The government warned doctors yesterday to make sure they appropriately prescribe those heavily advertised--but only somewhat helpful--new flu drugs, Relenza and Tamiflu.
The Food and Drug Administration is looking into a handful of reports of patients who were possibly treated inappropriately.
The warning also comes because the nation is in what health officials say appears to be a normal influenza epidemic--lots of misery but so far no worse than any year's epidemic--yet influenza is getting tremendous media attention. In addition, Relenza and Tamiflu are being promoted heavily because they are new to the market.
"We want to make certain that physicians aren't thinking of these drugs before they would think to use antibiotics" or other medicines, said FDA antiviral chief Heidi Jolson.
The FDA's first warning: Flu drugs do not prevent people from catching influenza. Vaccination is the best way to do that.
It is not too late to be vaccinated, although some regions may start running low on vaccine, said Keiji Fukuda of the Centers for Disease Control and Prevention. He advised people at highest risk--the elderly and people with chronic heart or lung conditions such as asthma--to ask their doctor about vaccination.
When doctors do prescribe the new flu drugs, the FDA warned:
* Patients with severe flu-like symptoms, especially those with chronic medical conditions, may have serious bacterial infections like pneumonia instead of influenza. Neither the new Relenza and Tamiflu, nor two older flu medicines, can help bacterial pneumonia. Those patients need antibiotics.
The FDA has received reports of three people who died from bacterial infections who at least initially may have been given flu drugs instead of antibiotics, Jolson said.
* The flu drugs only work if taken within the first 48 hours of flu symptoms--and they then reduce flu symptoms only by about a day.
"If they are used, it should be with a realistic expectation of the likely benefit from the drugs, which I would characterize as modest," Jolson said.

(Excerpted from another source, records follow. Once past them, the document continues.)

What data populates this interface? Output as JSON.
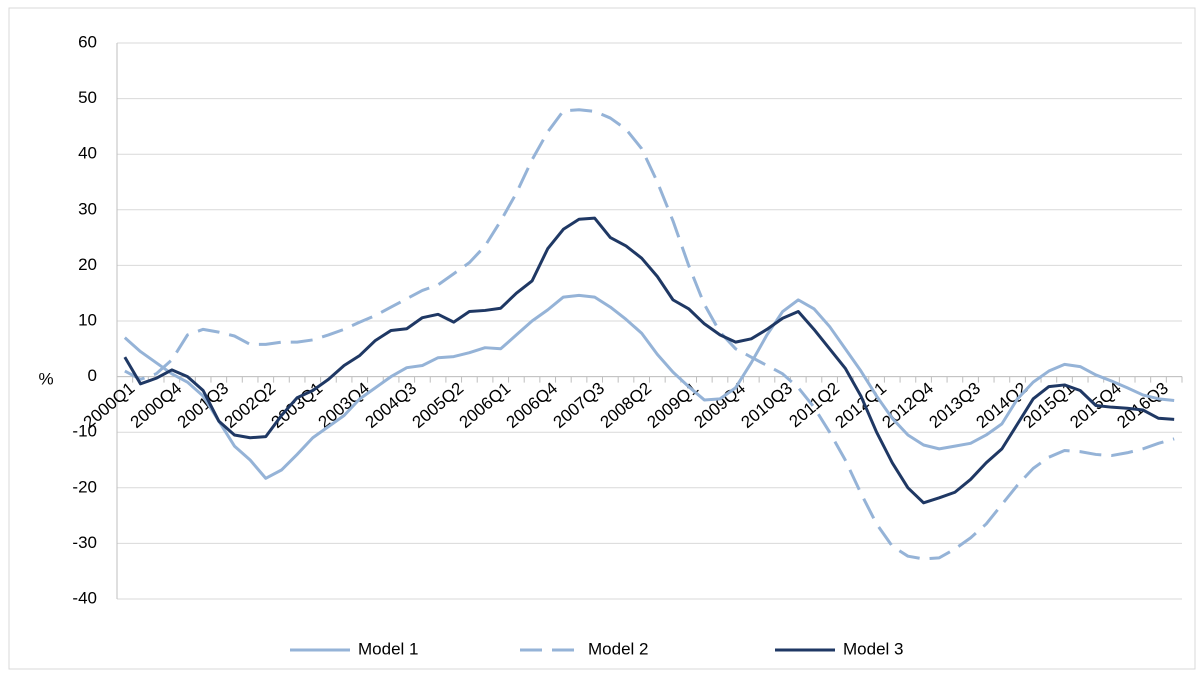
{
  "chart_data": {
    "type": "line",
    "y_label": "%",
    "categories": [
      "2000Q1",
      null,
      null,
      "2000Q4",
      null,
      null,
      "2001Q3",
      null,
      null,
      "2002Q2",
      null,
      null,
      "2003Q1",
      null,
      null,
      "2003Q4",
      null,
      null,
      "2004Q3",
      null,
      null,
      "2005Q2",
      null,
      null,
      "2006Q1",
      null,
      null,
      "2006Q4",
      null,
      null,
      "2007Q3",
      null,
      null,
      "2008Q2",
      null,
      null,
      "2009Q1",
      null,
      null,
      "2009Q4",
      null,
      null,
      "2010Q3",
      null,
      null,
      "2011Q2",
      null,
      null,
      "2012Q1",
      null,
      null,
      "2012Q4",
      null,
      null,
      "2013Q3",
      null,
      null,
      "2014Q2",
      null,
      null,
      "2015Q1",
      null,
      null,
      "2015Q4",
      null,
      null,
      "2016Q3",
      null
    ],
    "series": [
      {
        "name": "Model 1",
        "color": "#95b3d7",
        "style": "solid",
        "values": [
          7,
          4.5,
          2.5,
          0.5,
          -1,
          -3.5,
          -8,
          -12.5,
          -15,
          -18.3,
          -16.8,
          -14,
          -11,
          -9,
          -7,
          -4,
          -2,
          0,
          1.6,
          2,
          3.4,
          3.6,
          4.3,
          5.2,
          5,
          7.5,
          10,
          12,
          14.3,
          14.6,
          14.3,
          12.5,
          10.3,
          7.8,
          4,
          0.8,
          -1.8,
          -4.2,
          -4,
          -2,
          2.5,
          7.5,
          11.7,
          13.8,
          12.2,
          9,
          5,
          1,
          -3.5,
          -7.5,
          -10.5,
          -12.3,
          -13,
          -12.5,
          -12,
          -10.5,
          -8.5,
          -4,
          -1,
          1,
          2.2,
          1.8,
          0.3,
          -0.8,
          -2,
          -3.3,
          -4,
          -4.3
        ]
      },
      {
        "name": "Model 2",
        "color": "#95b3d7",
        "style": "dashed",
        "values": [
          1,
          -0.5,
          0.5,
          3,
          7.5,
          8.5,
          8,
          7.3,
          5.8,
          5.8,
          6.2,
          6.2,
          6.6,
          7.5,
          8.5,
          9.8,
          11,
          12.5,
          14,
          15.5,
          16.5,
          18.5,
          20.5,
          23.5,
          28,
          33,
          39,
          44,
          47.8,
          48,
          47.7,
          46.5,
          44.5,
          41,
          35,
          28,
          20,
          13,
          8,
          5,
          3.5,
          2,
          0.5,
          -2,
          -5.5,
          -10,
          -15,
          -21,
          -26.5,
          -30.5,
          -32.3,
          -32.8,
          -32.6,
          -31,
          -29,
          -26.5,
          -23,
          -19.5,
          -16.5,
          -14.5,
          -13.3,
          -13.5,
          -14,
          -14.2,
          -13.7,
          -13,
          -12,
          -11.2
        ]
      },
      {
        "name": "Model 3",
        "color": "#1f3864",
        "style": "solid",
        "values": [
          3.5,
          -1.3,
          -0.3,
          1.2,
          0,
          -2.5,
          -8,
          -10.5,
          -11,
          -10.8,
          -7,
          -3.8,
          -2.5,
          -0.5,
          2,
          3.8,
          6.5,
          8.3,
          8.6,
          10.6,
          11.2,
          9.8,
          11.7,
          11.9,
          12.3,
          15,
          17.2,
          23,
          26.5,
          28.3,
          28.5,
          25,
          23.5,
          21.3,
          18,
          13.8,
          12.2,
          9.5,
          7.5,
          6.2,
          6.8,
          8.5,
          10.5,
          11.7,
          8.5,
          5,
          1.5,
          -3.5,
          -10,
          -15.5,
          -20,
          -22.7,
          -21.8,
          -20.8,
          -18.5,
          -15.5,
          -13,
          -8.5,
          -4,
          -1.8,
          -1.5,
          -2.5,
          -5.2,
          -5.5,
          -5.7,
          -6,
          -7.5,
          -7.7
        ]
      }
    ],
    "ylim": [
      -40,
      60
    ],
    "yticks": [
      -40,
      -30,
      -20,
      -10,
      0,
      10,
      20,
      30,
      40,
      50,
      60
    ],
    "grid": true,
    "legend": "bottom"
  }
}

* Use special caution in prescribing Relenza, which is an inhaled drug, to patients with underlying asthma or other lung disease because it might trigger asthma attacks or wheezing. Although Relenza comes with a warning about that side effect, the FDA has received four reports of asthma attacks in such patients, a small number but one that signaled doctors needed a reminder, Jolson said.
Also yesterday, the FDA revealed that in November it had ordered Relenza manufacturer Glaxo Wellcome to stop airing misleading television ads implying the drug is more effective than it really is.